We all know that person at work who is annoyingly productive. They reply to emails within minutes of receiving them, sail effortlessly through large projects and leave early, while the rest of us are still wrestling with that presentation we were supposed to finish last week but keep putting off… and off… and off.
So what’s their secret? Have they actually managed to clone themselves? The truth is that we all have the ability to increase our productivity at work, and we don’t have to create an army of Mini-Me’s to do it.
Try these three things, and we promise you that you’ll become more productive within one week:
1. Wean Yourself Off Coffee
I can already hear the howls of protest which will greet this one, but ask yourself this: do you rely on coffee to get going in the morning? Do you chain-drink cups of coffee throughout the day? If so, then you may have a caffeine addiction which is costing you more time and productivity than you think.
Drinking too much coffee disrupts your natural body functions, causing symptoms such as insomnia, irritability, anxiety and adrenal stress. This directly impacts your ability to perform at work by making you feel tired and strung-out. Caffeine also dehydrates your body, leading to a feeling of sluggishness – not to mention having a diuretic affect, wasting yet more time with constant trips to the restroom.
The surprising news is that you don’t need coffee in the way that you think you do. According to a new study by the American Society of Addiction Medicine (ASAM), a large portion of the perceived boost you get from drinking a cup of coffee is caused not by the caffeine itself, but by feeding the brain’s reward circuitry through the act of seeking out, preparing and drinking the coffee.
Healthier alternatives to caffeine include herbal teas, fresh fruit juice and carbonated water with a squeeze of lemon or lime. The best pick-me up of all? A simple glass of water. Hydrating your body leads to increased alertness levels overall, and a healthier state of mind.

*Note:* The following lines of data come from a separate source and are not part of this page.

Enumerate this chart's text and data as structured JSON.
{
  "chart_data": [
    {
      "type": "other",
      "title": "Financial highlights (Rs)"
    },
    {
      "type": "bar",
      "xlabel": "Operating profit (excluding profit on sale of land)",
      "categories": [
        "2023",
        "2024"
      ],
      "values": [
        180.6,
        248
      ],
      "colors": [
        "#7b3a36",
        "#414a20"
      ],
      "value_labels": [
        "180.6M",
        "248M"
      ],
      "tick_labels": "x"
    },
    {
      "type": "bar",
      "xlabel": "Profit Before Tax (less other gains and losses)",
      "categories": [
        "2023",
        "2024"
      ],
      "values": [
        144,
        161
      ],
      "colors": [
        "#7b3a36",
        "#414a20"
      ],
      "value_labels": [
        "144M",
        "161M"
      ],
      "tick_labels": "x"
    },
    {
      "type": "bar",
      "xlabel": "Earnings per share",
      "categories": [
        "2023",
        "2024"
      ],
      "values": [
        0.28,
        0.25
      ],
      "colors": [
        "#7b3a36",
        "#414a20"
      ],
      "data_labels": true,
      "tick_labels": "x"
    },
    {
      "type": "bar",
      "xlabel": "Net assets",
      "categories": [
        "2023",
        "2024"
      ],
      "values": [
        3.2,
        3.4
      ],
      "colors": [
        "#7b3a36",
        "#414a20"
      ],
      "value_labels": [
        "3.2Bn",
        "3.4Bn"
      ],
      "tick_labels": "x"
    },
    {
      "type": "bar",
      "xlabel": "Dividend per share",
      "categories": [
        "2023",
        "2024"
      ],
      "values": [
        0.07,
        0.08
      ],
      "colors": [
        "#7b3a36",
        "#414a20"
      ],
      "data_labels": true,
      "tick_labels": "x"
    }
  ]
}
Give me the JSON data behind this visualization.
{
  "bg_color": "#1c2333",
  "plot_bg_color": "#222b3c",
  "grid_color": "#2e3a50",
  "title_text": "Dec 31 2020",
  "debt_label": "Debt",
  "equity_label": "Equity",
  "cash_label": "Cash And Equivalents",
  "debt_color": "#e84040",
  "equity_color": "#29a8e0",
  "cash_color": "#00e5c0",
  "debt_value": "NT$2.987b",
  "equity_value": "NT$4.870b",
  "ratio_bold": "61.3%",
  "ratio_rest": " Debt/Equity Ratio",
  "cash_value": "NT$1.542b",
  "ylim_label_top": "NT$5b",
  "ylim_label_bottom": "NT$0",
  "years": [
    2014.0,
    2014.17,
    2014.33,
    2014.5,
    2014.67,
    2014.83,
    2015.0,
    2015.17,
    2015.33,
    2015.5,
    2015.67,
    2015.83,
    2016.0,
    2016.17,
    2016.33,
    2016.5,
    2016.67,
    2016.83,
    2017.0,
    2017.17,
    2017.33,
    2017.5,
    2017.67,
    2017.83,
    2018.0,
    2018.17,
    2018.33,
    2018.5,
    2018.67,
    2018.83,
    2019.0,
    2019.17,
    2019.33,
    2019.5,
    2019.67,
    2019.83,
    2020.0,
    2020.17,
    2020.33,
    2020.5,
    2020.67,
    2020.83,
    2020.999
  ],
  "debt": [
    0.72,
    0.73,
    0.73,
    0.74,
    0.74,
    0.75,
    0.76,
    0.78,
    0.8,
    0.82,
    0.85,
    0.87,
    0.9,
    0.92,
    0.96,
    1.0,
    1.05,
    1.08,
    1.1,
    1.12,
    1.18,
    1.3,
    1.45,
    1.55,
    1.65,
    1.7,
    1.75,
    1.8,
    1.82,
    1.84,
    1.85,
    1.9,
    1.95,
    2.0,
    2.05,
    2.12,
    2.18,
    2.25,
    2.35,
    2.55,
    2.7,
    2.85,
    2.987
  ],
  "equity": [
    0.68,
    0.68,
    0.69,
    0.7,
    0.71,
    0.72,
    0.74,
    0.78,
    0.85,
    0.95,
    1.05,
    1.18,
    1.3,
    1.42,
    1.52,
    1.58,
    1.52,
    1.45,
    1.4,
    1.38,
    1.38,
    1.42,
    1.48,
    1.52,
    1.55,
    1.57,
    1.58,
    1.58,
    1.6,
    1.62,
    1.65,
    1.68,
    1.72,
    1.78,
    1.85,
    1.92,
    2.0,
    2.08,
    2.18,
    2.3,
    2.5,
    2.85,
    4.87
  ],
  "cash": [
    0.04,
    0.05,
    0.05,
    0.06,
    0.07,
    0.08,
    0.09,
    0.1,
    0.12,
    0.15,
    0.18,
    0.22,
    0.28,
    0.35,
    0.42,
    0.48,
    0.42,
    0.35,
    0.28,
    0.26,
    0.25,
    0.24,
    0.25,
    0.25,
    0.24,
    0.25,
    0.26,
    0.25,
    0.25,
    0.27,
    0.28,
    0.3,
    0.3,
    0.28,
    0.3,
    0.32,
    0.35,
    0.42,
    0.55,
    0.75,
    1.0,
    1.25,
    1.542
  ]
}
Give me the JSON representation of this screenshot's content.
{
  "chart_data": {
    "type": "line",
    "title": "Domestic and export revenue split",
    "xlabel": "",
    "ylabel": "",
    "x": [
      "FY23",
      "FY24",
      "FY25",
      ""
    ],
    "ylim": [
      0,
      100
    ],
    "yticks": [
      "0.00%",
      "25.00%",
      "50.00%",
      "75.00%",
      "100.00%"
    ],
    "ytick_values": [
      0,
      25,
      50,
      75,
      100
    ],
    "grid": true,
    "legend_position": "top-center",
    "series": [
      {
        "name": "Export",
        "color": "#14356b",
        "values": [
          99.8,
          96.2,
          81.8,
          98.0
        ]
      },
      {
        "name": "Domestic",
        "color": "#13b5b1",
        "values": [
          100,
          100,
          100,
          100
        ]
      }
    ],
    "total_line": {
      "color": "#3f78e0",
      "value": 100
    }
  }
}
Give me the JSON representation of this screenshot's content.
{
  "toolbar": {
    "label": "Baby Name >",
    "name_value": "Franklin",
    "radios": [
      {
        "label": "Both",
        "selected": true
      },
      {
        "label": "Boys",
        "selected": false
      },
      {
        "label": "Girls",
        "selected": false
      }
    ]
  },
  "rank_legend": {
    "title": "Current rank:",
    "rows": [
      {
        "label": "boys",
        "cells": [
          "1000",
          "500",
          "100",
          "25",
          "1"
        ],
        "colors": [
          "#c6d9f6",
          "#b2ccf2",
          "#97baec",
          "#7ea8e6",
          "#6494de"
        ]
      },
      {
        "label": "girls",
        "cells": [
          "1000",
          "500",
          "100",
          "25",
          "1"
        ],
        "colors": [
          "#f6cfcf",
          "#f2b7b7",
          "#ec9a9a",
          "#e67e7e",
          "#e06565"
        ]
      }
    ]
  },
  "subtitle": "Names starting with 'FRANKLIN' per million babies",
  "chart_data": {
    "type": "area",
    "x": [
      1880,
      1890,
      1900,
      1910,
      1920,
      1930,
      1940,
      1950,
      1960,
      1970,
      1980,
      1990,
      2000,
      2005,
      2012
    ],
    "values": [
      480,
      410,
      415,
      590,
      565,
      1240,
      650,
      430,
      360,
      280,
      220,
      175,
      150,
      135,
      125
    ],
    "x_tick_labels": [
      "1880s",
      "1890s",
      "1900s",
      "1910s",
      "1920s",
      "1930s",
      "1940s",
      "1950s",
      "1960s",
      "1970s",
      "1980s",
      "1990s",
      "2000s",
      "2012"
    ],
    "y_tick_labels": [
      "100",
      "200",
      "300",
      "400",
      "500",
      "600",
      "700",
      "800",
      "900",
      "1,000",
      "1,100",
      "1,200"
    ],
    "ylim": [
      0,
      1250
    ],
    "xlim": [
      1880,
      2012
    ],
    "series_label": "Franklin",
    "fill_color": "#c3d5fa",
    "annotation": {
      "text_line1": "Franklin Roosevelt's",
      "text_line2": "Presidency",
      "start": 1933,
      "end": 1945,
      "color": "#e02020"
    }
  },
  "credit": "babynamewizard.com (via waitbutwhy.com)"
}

2. Wait Till Noon to Reply to Your Emails
If you’re like most people, the first thing you do when you get to work is to reply to your emails. If you think this is making you more productive, think again.
“The moment you open your email inbox, it’s pretty much game over for your productivity, focus, creative thinking and business building,” says Tehmina Zamen from Epreneur TV, which publishes inspiring tips for entrepreneurs.
Instead, she recommends setting aside the first 45 minutes of your day for tackling your most demanding task, such as writing that report you’ve been putting off. Your energy and focus are at their highest point first thing in the morning, so put that energy into completing a tough project rather than reading that funny email from your co-worker.
3. Take More Breaks
This one sounds counterintuitive, but more time spent in front of your computer monitor does not equal more work completed.
“Complex tasks, like writing or strategizing, take a lot of mental effort, and your brain can only focus for a limited amount of time,” says Carson Tate, founder and managing partner of management consultancy Working Simply.
In fact, allowing your brain to switch off and idle for a few minutes every hour can allow you to reap the rewards of higher productivity. In a recent company blog post, “The case for Facebook,” Keas.com cites survey data showing that employees who spent time on social media during their workday for just ten minutes at had 16 percent higher productivity rates than workers who took a normal 10-minute break, and 39 percent more productive than the control group who had no breaks.
So set yourself regular breaks throughout your day, and schedule activities you know you’ll enjoy and look forward to. This might include a ten minute mid-morning break to sit outside and eat an apple, or a post lunchtime walk around the block at 3pm daily to get some fresh air and let your mind rest.
Your productivity (and your boss) will thank you for it.